それらがついていた柱の上部が、地面を離れて浮き上がる。

 

 今、崇春は。地から柱を抱え上げ。天へと、それを掲げていた。

 

 そして。抱くように持っていた両腕の間を広げ、抱え方を変えた、いや。構えた。右手を上、左手を下に、切先を天に向けた姿勢。野球の打者の姿にも似た、剣術でいう八双(はっそう)の構え。

 

 その場で一度振るう、素振りのように。(くう)を裂く音を重く立てて。

 柱の先端は頭上の枝葉をかき分け、音を立てて破壊し。地に激突して重く、地響きを立てる。

それだけで、近くにあった石灯籠(どうろう)が、積み木のように崩れ落ちた。

 

 そしてまた、天へと柱を振り上げる。そしてまた、別の方へ向け振り下ろす。そしてまた振り上げて、素振りを何度か繰り返す。

「でぁぁあああ! いりゃあああああ!」

 

 そして。振り回した柱に落とされた枝が地に積もり、木の葉が宙を舞う中。切り開かれて広くなった夜空の下、崇春は構えを取り直す。

「待たせたの……肩慣らしは済んだわい。さて、わしの(つるぎ)とお(んし)(つるぎ)。どっちが強いか比べようかい」

 

 心なしか弱まった、輝く粒子をまとったまま。黒田は口を開けていた。
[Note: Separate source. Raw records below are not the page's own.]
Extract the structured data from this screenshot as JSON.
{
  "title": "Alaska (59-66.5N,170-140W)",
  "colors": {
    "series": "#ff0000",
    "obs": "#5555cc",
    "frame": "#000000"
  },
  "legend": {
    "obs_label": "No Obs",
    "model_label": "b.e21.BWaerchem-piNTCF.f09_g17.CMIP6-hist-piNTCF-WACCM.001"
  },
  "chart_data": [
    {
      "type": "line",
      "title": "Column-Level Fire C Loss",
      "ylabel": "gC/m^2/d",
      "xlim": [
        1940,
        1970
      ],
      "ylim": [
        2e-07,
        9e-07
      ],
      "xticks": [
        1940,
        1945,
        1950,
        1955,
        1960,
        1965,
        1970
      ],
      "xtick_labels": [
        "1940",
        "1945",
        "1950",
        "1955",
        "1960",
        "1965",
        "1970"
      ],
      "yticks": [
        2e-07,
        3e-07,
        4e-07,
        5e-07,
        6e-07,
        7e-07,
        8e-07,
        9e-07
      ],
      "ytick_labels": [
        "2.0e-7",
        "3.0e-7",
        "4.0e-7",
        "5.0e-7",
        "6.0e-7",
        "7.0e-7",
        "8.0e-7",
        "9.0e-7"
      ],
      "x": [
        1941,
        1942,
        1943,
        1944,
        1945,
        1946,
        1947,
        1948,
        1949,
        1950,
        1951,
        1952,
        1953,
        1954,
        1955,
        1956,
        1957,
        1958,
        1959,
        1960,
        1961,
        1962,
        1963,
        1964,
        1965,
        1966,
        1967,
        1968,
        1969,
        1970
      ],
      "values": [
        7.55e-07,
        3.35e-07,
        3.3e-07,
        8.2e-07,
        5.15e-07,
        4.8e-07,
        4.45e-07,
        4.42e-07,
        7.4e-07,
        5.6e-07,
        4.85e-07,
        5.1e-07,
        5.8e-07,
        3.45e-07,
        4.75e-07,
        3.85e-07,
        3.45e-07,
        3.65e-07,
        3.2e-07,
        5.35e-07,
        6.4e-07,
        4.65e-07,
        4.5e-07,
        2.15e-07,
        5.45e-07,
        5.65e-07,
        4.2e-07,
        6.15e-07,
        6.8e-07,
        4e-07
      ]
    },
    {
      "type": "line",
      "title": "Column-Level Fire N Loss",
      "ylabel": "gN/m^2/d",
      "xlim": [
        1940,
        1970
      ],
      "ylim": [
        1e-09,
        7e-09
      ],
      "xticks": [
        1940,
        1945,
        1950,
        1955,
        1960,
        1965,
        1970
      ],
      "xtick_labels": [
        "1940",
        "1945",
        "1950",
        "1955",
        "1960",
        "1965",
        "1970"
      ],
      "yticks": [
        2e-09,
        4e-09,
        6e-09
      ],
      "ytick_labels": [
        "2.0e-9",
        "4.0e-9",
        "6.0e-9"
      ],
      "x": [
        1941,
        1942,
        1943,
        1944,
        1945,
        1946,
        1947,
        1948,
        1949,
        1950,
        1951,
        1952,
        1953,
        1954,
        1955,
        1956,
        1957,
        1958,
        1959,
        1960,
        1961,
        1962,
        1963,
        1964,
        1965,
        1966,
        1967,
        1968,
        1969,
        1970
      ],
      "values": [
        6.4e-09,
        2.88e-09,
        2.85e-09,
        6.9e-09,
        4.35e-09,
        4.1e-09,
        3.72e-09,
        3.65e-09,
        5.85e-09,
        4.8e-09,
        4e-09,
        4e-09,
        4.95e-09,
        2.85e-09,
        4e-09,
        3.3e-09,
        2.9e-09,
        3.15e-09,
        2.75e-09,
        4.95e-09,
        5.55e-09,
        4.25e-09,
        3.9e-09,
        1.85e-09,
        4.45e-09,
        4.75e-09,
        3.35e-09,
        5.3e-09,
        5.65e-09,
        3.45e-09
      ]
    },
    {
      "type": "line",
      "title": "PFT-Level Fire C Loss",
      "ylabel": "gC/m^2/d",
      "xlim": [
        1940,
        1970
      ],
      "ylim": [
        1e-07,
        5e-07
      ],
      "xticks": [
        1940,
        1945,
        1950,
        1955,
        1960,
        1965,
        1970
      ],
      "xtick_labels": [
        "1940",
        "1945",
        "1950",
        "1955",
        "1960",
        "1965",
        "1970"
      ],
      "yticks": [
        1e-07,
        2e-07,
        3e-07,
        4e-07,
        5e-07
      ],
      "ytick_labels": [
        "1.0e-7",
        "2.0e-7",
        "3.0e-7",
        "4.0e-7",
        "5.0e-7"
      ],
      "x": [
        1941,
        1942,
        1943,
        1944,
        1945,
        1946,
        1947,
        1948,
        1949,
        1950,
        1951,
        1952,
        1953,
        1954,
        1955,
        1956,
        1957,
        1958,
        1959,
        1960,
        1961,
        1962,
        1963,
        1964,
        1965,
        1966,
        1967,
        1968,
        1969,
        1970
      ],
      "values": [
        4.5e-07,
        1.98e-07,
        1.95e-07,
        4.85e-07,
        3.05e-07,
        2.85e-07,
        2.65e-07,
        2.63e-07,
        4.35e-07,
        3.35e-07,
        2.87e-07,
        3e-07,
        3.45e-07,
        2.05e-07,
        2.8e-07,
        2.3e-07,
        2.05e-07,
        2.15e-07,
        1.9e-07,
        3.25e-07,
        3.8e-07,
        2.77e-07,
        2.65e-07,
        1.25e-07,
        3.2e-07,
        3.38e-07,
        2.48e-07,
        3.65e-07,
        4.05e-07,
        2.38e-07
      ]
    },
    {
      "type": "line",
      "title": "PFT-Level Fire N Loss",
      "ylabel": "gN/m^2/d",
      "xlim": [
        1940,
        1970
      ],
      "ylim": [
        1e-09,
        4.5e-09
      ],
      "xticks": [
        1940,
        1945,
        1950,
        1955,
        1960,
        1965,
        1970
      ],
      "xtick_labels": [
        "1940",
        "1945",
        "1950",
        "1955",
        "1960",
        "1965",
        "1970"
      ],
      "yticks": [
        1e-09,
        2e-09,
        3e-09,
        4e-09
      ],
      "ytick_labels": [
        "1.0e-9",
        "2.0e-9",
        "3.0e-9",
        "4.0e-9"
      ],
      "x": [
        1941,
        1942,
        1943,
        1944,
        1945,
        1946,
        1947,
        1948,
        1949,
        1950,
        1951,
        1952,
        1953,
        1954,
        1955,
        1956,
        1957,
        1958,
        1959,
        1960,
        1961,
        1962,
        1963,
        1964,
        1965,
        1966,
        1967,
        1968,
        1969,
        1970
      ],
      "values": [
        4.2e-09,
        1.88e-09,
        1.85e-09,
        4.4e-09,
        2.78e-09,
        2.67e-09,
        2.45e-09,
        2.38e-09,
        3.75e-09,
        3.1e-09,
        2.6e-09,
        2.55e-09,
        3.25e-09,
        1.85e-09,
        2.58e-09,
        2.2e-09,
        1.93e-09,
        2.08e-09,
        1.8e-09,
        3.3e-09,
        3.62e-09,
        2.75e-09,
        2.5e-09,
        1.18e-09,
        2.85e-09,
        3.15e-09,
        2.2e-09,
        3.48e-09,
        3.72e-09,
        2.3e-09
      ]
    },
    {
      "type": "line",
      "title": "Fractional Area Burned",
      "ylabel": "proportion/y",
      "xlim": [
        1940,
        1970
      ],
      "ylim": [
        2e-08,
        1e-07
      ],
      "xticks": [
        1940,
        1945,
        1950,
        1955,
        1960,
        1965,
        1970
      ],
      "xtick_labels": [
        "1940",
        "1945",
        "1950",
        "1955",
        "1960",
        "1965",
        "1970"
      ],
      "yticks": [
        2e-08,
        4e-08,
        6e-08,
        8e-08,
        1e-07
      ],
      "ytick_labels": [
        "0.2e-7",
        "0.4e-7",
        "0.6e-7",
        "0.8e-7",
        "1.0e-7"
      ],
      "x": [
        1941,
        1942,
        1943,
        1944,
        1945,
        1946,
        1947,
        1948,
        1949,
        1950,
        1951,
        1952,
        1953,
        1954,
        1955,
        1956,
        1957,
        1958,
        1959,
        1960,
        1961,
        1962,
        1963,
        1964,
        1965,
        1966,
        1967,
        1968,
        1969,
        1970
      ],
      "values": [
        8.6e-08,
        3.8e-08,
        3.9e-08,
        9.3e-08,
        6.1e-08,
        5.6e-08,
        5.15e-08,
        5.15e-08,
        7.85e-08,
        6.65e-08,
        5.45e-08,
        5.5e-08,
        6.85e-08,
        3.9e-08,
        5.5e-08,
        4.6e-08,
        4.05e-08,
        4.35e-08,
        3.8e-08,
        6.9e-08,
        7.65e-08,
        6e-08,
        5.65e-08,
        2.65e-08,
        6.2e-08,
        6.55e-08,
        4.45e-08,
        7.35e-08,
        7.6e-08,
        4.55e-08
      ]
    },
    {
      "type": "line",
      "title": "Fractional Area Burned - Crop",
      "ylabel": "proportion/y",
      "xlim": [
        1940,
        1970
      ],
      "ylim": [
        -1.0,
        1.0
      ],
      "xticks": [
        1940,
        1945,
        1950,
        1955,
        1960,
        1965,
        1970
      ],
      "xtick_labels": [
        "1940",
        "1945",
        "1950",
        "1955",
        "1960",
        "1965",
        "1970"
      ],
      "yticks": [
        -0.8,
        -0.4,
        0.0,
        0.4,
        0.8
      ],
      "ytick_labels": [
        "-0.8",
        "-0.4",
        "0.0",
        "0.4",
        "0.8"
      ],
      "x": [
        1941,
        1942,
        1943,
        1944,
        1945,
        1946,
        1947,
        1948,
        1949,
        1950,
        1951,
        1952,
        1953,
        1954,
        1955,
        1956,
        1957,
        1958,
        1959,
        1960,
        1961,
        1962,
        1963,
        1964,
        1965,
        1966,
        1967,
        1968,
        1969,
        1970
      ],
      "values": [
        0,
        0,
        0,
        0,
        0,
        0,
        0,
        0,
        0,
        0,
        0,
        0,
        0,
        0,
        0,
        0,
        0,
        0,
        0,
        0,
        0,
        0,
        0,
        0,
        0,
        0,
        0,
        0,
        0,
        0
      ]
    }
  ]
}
その口が、さらに広がる。

「……えっ……?」

 

 崇春は柱を振り上げた。

「ゆくぞぉぉぉおおお! 必殺、【爆裂スシュン斬り】じゃああああい!」

 

 天へと向けた柱を、抱えたまま駆けた。一足ごとに地を震わせて。

 柱が、その勢いのままに振り下ろされる。

 

「な……ああああぁあぁぁあ!?」

 どうにか竹刀を振り上げる、黒田は目をつむっていた。